POSMETRO MEDAN, Taput--Pemerintah Kabupaten Tapanuli Utara terus menunjukkan komitmen nyatanya dalam memajukan ekonomi kerakyatan berbasis lingkungan dan kearifan lokal.
Melalui Dewan Kerajinan Nasional Daerah (Dekranasda) yang bersinergi dengan Dinas Koperasi, UKM, Perindustrian, dan Perdagangan (Koperindag) Taput, Pemkab resmi membuka Program Sosialisasi dan Pelatihan Penenunan Ulos Berbasis Serat Limbah Pertanian (ECO-Ulos) di Gedung Dekranasda, Sopo Partungkoan Tarutung, Selasa (11/8/2026).

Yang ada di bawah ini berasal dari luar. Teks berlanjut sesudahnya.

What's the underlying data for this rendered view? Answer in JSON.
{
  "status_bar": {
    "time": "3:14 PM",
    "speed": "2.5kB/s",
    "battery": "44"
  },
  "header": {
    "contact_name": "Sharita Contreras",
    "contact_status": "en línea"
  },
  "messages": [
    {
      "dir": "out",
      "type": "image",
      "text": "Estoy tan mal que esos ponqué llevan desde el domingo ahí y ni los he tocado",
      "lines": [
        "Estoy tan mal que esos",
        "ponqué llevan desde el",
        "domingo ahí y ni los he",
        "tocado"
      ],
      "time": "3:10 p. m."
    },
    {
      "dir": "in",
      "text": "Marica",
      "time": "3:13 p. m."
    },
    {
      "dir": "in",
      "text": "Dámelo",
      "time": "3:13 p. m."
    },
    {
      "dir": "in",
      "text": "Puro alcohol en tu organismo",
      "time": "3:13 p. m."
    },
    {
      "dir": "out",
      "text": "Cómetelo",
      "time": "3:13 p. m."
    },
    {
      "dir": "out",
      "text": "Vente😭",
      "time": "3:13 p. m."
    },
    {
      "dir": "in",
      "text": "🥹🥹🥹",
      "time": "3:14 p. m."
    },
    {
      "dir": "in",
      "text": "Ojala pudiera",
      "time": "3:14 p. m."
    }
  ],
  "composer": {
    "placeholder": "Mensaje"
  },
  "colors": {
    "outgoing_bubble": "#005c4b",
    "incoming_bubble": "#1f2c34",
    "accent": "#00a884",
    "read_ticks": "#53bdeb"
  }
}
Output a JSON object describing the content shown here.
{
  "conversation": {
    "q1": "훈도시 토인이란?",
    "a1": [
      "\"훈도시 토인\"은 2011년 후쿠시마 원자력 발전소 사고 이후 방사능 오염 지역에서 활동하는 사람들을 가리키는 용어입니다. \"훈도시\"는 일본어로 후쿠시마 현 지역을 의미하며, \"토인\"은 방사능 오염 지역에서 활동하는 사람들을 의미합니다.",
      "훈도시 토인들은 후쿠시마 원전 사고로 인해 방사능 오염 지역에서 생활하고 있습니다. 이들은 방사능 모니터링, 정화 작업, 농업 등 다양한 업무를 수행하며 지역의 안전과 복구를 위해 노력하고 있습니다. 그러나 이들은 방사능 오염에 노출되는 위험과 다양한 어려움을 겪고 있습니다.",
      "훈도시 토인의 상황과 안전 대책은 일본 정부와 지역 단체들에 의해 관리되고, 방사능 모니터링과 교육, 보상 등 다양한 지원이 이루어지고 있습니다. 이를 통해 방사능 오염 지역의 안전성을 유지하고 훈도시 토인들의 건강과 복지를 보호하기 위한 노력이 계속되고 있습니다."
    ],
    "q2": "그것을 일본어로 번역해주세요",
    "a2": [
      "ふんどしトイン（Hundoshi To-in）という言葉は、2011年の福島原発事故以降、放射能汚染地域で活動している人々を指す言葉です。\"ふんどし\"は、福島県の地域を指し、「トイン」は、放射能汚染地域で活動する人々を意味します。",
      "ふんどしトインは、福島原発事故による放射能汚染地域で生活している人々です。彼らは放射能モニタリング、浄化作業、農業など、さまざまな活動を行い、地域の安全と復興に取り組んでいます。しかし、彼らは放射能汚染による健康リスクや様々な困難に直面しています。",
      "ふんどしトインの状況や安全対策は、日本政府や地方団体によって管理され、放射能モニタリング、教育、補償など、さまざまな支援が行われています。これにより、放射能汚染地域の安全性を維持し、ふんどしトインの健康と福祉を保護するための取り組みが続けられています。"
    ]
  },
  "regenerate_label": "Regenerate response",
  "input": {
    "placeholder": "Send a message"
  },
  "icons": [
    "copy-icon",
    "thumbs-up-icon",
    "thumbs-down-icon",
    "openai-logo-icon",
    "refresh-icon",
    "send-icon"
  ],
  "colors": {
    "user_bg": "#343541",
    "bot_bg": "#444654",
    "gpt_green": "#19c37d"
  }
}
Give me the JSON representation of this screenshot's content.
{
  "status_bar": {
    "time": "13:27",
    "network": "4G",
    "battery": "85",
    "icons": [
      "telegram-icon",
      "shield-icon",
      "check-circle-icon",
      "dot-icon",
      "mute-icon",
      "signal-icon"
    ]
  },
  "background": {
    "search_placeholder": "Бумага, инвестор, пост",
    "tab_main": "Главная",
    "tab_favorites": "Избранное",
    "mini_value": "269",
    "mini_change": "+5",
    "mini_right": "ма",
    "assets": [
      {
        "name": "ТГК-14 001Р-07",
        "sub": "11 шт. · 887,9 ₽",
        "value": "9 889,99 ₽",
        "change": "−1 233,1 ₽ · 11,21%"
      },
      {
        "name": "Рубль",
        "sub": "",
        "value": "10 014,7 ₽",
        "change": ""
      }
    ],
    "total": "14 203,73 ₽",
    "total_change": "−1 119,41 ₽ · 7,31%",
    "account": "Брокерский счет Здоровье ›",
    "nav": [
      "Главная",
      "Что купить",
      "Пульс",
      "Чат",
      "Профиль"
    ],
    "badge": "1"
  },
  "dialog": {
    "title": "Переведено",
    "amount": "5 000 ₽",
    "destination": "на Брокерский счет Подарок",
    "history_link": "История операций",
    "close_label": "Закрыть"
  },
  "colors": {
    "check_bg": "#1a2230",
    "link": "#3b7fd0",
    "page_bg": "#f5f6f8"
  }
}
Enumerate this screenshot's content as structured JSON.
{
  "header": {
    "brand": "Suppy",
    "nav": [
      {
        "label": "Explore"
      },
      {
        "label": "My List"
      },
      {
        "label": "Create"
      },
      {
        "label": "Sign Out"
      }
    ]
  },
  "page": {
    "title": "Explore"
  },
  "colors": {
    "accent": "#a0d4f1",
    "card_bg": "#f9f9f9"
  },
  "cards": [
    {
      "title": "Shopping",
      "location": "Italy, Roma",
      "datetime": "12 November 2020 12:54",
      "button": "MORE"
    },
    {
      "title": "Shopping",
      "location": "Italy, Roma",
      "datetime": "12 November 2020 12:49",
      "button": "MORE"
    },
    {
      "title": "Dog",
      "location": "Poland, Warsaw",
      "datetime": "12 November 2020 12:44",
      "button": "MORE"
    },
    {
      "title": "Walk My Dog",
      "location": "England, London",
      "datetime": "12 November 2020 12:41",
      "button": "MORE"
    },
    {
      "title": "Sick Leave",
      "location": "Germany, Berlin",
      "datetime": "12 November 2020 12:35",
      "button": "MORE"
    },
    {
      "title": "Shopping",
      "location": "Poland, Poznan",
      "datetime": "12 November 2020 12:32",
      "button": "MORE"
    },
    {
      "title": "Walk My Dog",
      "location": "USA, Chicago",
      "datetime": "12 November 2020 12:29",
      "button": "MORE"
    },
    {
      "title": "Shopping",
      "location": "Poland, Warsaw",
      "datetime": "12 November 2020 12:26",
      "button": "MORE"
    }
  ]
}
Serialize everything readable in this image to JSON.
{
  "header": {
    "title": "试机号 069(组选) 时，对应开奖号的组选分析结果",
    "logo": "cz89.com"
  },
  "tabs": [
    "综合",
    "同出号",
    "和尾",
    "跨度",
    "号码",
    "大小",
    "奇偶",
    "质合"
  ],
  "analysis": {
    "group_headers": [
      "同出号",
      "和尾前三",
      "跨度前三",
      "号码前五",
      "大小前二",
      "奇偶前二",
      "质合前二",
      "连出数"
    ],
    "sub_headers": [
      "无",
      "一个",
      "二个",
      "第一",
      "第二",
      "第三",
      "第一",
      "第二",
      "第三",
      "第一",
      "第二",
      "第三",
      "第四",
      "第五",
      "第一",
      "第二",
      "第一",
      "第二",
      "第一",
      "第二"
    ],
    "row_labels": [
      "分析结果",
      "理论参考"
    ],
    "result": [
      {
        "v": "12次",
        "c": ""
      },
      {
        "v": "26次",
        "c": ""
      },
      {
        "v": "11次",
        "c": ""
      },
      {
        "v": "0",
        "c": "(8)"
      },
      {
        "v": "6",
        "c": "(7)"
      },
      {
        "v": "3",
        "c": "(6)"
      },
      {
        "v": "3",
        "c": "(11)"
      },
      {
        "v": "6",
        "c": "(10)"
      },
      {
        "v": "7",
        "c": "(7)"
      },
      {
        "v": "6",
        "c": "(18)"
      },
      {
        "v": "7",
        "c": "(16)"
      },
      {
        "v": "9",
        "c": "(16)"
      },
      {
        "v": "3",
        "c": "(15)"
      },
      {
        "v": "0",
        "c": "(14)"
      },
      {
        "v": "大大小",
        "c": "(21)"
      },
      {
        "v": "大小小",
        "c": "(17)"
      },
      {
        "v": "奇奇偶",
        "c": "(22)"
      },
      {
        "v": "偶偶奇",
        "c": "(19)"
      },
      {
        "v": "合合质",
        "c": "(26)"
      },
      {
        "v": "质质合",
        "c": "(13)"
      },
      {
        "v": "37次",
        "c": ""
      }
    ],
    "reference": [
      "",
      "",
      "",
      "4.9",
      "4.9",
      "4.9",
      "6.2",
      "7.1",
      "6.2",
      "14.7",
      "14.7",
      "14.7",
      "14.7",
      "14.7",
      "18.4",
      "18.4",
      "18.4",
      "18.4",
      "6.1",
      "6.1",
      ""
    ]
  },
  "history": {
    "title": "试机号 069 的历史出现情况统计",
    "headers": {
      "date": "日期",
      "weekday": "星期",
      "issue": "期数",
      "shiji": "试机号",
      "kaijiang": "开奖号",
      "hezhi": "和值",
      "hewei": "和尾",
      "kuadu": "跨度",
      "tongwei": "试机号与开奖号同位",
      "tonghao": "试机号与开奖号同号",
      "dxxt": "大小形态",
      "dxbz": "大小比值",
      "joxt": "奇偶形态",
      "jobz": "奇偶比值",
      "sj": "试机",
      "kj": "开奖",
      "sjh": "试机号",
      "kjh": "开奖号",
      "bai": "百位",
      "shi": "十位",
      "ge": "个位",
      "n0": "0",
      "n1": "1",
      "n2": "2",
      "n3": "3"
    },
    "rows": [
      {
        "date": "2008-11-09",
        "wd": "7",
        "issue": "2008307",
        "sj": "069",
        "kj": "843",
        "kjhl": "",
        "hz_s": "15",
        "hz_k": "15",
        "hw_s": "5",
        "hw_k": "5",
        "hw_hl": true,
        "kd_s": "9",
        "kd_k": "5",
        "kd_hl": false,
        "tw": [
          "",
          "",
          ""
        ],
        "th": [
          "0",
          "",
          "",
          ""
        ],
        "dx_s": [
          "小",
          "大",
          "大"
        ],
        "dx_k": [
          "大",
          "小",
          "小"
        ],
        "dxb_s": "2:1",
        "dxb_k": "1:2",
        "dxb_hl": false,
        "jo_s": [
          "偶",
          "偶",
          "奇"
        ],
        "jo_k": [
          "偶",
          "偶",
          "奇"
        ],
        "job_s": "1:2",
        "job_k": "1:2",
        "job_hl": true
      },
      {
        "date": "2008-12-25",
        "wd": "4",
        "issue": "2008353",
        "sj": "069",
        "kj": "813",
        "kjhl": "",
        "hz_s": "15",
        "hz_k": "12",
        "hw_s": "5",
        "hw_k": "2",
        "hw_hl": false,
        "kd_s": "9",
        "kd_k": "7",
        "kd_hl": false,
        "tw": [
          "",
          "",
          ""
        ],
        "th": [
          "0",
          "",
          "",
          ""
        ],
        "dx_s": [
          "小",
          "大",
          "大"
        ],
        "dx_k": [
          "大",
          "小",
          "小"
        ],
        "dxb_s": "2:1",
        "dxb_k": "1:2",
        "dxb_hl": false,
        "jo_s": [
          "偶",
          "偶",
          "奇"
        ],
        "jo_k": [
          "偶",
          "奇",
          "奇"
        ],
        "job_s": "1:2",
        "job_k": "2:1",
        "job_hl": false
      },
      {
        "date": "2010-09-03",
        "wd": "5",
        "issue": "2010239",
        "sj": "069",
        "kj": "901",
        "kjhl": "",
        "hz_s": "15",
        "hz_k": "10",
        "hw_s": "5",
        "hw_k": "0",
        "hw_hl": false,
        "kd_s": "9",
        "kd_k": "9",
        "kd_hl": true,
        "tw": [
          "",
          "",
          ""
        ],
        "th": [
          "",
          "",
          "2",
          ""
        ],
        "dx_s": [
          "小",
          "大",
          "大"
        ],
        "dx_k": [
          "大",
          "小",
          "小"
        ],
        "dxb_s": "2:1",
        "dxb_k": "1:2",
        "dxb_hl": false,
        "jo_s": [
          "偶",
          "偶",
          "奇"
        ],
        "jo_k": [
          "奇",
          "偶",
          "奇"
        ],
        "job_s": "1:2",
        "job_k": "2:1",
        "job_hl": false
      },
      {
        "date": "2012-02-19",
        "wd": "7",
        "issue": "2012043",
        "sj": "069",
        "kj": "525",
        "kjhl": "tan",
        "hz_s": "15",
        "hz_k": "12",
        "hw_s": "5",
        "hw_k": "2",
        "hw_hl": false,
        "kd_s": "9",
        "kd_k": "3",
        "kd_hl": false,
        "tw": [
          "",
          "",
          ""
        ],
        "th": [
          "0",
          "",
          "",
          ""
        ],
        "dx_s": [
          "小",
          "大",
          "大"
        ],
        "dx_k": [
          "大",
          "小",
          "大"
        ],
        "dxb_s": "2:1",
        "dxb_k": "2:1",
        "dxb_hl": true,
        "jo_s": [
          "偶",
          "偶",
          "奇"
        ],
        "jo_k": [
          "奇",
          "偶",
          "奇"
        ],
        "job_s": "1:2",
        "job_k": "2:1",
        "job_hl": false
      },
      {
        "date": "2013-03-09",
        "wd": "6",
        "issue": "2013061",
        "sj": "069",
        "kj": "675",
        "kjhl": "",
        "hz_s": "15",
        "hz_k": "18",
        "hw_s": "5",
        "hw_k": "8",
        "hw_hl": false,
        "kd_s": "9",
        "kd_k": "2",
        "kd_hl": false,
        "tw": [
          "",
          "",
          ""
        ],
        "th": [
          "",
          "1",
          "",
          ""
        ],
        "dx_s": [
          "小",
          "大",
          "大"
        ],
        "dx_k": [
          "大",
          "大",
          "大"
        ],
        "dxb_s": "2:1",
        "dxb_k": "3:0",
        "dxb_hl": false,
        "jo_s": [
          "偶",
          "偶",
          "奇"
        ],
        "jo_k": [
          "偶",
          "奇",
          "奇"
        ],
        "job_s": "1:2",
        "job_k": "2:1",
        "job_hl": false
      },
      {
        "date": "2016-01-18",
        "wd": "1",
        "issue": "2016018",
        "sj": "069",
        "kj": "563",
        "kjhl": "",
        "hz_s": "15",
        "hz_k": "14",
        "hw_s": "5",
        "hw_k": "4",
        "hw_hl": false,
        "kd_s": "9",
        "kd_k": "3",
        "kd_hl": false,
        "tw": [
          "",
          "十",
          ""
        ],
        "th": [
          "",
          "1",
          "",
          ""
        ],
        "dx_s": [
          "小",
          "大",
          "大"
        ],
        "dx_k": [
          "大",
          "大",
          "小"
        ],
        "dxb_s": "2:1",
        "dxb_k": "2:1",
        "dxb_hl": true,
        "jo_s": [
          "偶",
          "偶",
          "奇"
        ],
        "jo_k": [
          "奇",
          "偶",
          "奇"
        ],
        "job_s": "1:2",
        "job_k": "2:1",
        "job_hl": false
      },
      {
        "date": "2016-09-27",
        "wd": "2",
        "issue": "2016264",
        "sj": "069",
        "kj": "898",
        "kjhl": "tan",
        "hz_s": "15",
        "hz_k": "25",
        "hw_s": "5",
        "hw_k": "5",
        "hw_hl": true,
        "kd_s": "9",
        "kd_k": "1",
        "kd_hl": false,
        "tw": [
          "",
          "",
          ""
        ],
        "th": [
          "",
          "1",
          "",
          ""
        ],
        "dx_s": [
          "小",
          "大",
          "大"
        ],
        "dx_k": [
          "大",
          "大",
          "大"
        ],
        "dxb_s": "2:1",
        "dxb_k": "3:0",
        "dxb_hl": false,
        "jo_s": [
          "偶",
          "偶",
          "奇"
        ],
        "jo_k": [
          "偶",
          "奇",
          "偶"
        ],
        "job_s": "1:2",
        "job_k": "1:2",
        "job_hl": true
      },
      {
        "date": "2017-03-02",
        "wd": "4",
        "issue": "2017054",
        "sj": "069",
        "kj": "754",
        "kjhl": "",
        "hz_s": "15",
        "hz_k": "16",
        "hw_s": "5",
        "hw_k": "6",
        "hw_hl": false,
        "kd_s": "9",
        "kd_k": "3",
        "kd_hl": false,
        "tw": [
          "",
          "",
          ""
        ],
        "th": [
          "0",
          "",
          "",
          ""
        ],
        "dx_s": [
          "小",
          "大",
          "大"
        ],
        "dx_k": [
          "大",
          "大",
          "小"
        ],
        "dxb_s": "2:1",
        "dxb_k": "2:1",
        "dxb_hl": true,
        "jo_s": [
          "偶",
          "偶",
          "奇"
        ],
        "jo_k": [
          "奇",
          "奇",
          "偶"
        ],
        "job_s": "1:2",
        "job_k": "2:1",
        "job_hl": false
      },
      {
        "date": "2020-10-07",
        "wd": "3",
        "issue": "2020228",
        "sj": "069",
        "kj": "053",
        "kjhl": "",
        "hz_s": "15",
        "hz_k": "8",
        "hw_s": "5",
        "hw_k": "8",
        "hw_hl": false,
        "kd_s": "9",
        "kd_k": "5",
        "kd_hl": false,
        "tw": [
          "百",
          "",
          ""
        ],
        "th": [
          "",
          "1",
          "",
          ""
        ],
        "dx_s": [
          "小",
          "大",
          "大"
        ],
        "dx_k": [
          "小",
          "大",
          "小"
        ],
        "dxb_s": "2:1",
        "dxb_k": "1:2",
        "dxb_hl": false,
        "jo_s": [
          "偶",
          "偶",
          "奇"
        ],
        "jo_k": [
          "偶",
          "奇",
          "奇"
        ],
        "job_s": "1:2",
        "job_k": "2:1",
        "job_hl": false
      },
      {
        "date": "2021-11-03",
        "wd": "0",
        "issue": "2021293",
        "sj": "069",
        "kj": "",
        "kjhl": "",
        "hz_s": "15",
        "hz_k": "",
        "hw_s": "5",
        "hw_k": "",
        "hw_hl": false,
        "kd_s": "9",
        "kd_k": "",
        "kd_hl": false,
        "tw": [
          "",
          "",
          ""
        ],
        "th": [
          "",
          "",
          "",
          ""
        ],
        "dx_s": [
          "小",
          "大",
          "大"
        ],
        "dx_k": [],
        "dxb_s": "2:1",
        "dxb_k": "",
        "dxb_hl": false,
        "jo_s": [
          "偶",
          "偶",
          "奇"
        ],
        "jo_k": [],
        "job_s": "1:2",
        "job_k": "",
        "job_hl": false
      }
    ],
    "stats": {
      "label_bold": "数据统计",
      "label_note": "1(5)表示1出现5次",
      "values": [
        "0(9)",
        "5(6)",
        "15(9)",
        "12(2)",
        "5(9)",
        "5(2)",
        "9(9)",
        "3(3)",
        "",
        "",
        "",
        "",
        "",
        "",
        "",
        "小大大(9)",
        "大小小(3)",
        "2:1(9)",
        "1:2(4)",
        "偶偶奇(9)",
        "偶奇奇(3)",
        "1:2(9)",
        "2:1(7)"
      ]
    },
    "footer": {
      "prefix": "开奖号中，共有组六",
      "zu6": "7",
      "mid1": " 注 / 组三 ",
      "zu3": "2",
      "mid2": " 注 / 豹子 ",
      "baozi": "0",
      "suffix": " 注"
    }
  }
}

Program terobosan ini memanfaatkan serat limbah pelepah pisang dan daun nanas untuk diolah menjadi benang tenun berkualitas tinggi. Sebanyak 50 penenun (partonun) perwakilan dari empat kecamatan—Tarutung, Sipoholon, Siatas Barita, dan Pahae Julu—diikutsertasikan dalam pelatihan yang menghadirkan Founder dan CEO PT Saree Jaya Indonesia (Saree Ulos), Juliana Sianturi, sebagai narasumber utama.
Ketua Dekranasda Kabupaten Tapanuli Utara, Ny. Neny Angelina JTP Hutabarat, menegaskan bahwa keberadaan lebih dari 6.000 penenun di Tapanuli Utara merupakan aset daerah yang sangat berharga. Inovasi ECO-Ulos hadir untuk memberi nilai tambah ekonomi sekaligus menjaga kelestarian lingkungan.
"Ulos bagi masyarakat Batak bukan sekadar kain, melainkan identitas, warisan leluhur, dan sumber penghidupan. Melalui ECO-Ulos, kita membuktikan bahwa limbah pertanian dapat diubah menjadi produk bernilai ekonomi tinggi. Setiap untaian tenunan ibu-ibu sekalian adalah untaian doa dan semangat untuk masa depan anak-anak kita," ujar Ny. Neny Angelina saat memberikan sambutan.
Ia menambahkan, program ini dirancang untuk membangun ekosistem wastra yang terintegrasi, menghubungkan petani, penenun, pelaku UMKM, hingga desainer nasional.